UVA 10680 - LCM

http://uva.onlinejudge.org/external/106/10680.html

This problem ask you to calculate the last non-zero digit of the $LCM(1...n)$, where $n$ is between 1 <= n <= 10^6.

The LCM of two integers $a$ and $b$  is the smallest positive integer that is a multiple of both $a$ and $b$.

$$\operatorname{lcm}(a,b)=\frac{|a\cdot b|}{\operatorname{gcd}(a,b)}$$

Another way to define the LCM between two integers $a$ and $b$ is from their respective standard prime factorization. For each prime factor of $a$ and $b$ we take the maximum exponent.

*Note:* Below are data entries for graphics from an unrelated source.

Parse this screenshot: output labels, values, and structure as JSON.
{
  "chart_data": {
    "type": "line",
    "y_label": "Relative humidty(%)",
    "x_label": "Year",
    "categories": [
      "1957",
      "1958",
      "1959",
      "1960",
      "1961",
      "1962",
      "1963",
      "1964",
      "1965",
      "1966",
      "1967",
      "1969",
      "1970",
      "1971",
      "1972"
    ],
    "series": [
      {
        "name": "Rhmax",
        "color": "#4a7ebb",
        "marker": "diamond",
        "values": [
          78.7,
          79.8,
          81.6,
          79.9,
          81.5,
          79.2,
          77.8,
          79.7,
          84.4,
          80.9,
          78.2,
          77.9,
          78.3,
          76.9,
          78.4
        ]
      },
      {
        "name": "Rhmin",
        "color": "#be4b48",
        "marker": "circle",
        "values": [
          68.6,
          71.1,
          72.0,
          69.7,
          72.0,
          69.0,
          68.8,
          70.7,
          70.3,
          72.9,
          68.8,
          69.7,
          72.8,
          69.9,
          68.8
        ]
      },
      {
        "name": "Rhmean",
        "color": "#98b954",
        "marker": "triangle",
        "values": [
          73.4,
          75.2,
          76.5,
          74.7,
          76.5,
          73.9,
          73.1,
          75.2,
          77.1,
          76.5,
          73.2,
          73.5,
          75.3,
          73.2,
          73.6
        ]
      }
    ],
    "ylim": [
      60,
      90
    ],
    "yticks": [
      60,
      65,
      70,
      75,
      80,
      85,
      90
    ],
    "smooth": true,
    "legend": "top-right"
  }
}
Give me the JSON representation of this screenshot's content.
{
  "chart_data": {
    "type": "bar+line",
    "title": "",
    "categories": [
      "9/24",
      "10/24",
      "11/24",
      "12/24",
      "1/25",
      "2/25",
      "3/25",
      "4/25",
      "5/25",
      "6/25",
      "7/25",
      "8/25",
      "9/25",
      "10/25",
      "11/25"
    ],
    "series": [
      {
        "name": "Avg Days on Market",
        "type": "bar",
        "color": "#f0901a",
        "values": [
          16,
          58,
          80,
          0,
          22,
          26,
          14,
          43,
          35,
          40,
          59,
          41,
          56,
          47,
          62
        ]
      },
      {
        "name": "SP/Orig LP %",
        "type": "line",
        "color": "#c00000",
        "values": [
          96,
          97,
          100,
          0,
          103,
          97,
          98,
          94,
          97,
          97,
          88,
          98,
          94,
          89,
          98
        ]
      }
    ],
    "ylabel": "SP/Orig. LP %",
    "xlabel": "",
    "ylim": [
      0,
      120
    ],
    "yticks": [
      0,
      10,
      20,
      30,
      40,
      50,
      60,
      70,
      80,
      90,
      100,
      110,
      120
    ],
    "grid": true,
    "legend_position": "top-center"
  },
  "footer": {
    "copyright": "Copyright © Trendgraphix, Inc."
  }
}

$$\operatorname{lcm}(a,b) = \prod_p p^{\max(a_p, b_p)}$$

I solved this problem using the second definition of LCM. The idea is simple if we want to calculate the LCM for the numbers of $1, 2, 3, \cdots, n$ we first list all the prime factors between $[1, n]$. For each factor in that list we need the maximum exponent such that $p^{x} \leq n$. In other words, let's say that $n = 20$ we want to know the highest power of 2 in the $LCM(1, 2, \cdots, 20)$ we can try the following:

$2^{1} \leq 20$ (true)

$2^{2} \leq 20$ (true)

$2^{3} \leq 20$ (true)

$2^{4} \leq 20$ (true)

$2^{5} \leq 20$ (false)

So the largest power of 2 in the $LCM(1, 2, \cdots, 20)$ is $2^{4}$.

 

We repeat this process for the other prime factor in the range $[1,n]$. After that for each prime factor we calculate the answer mod 10. To avoid getting 0's at the end we subtract the $cnt2 - cnt5$, because between $1, 2, 3, \cdots, n$ always there is going to be more factors of two than factors of five, this subtraction is always going to be greater than 0. In addition, To speed-up the algorithm the prime factors are pre-calculated using Sieve of Eratosthenes.